Friedrich Christian August Hasse (4 January 1773, in Rehfeld - 6 February 1848, in Leipzig) was a German historian. He was the father of pathologist Karl Ewald Hasse (1810–1902).

He studied legal science, philosophy and history at the University of Wittenberg, and from 1798 was an associate professor at the cadet institute in Dresden. In 1803 he was named a professor of morality and history at the institute. From 1828 to 1848 he was a professor of auxiliary sciences of history at the University of Leipzig, where in 1840/41 he served as dean to the faculty of philosophy.

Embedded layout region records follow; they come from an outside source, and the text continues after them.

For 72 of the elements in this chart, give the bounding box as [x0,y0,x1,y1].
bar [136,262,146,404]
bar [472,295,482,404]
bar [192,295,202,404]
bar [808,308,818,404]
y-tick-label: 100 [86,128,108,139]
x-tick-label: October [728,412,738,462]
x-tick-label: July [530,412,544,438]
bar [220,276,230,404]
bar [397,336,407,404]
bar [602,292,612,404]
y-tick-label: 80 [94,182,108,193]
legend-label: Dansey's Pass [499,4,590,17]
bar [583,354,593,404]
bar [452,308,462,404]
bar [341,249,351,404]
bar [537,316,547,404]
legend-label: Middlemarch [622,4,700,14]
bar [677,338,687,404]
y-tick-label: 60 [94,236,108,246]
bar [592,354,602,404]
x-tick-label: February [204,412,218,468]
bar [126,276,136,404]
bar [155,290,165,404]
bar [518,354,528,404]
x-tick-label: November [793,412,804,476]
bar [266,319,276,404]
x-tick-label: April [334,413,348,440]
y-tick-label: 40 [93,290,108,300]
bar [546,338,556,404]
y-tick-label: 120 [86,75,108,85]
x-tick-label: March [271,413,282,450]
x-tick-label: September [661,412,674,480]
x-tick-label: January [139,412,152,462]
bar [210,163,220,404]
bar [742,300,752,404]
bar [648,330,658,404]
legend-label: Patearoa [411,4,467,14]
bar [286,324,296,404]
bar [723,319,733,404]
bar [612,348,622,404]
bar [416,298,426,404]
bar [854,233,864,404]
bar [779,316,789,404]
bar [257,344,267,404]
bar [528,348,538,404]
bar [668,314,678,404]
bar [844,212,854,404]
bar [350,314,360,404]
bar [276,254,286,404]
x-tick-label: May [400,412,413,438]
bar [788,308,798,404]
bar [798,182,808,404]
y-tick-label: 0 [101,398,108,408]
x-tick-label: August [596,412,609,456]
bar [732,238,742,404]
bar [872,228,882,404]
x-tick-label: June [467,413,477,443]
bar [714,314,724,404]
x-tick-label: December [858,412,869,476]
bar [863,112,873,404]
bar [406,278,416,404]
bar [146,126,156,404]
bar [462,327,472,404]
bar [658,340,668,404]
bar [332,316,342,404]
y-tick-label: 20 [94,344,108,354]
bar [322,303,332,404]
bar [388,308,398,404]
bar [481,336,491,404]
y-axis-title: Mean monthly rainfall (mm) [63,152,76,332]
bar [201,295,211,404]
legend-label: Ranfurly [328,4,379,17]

He made important contributions as an editor to Ersch und Gruber’s Encyklopädie and especially to Brockhaus's Conversations-Lexikon. From 1830 he was an editor of the Leipziger Zeitung.

== Selected works ==
- Johann Victor Moreau, 1816 - Biography of Jean Victor Marie Moreau.
- Das Leben Gerhards von Kügelgen, 1824 - The life of Gerhard von Kügelgen.
- Die Geschichte der Lombardei (4 volumes, 1826–28) - The history of Lombardy.
- Gestaltung Europa's seit dem Ende des Mittelalters bis auf die neueste Zeit nach dem Wiener Congresse: Versuch einer historisch-statistischen Entwicklung (4 volumes, 1826–28) - Layout of Europe from the end of the Middle Ages up until the time of the Congress of Vienna.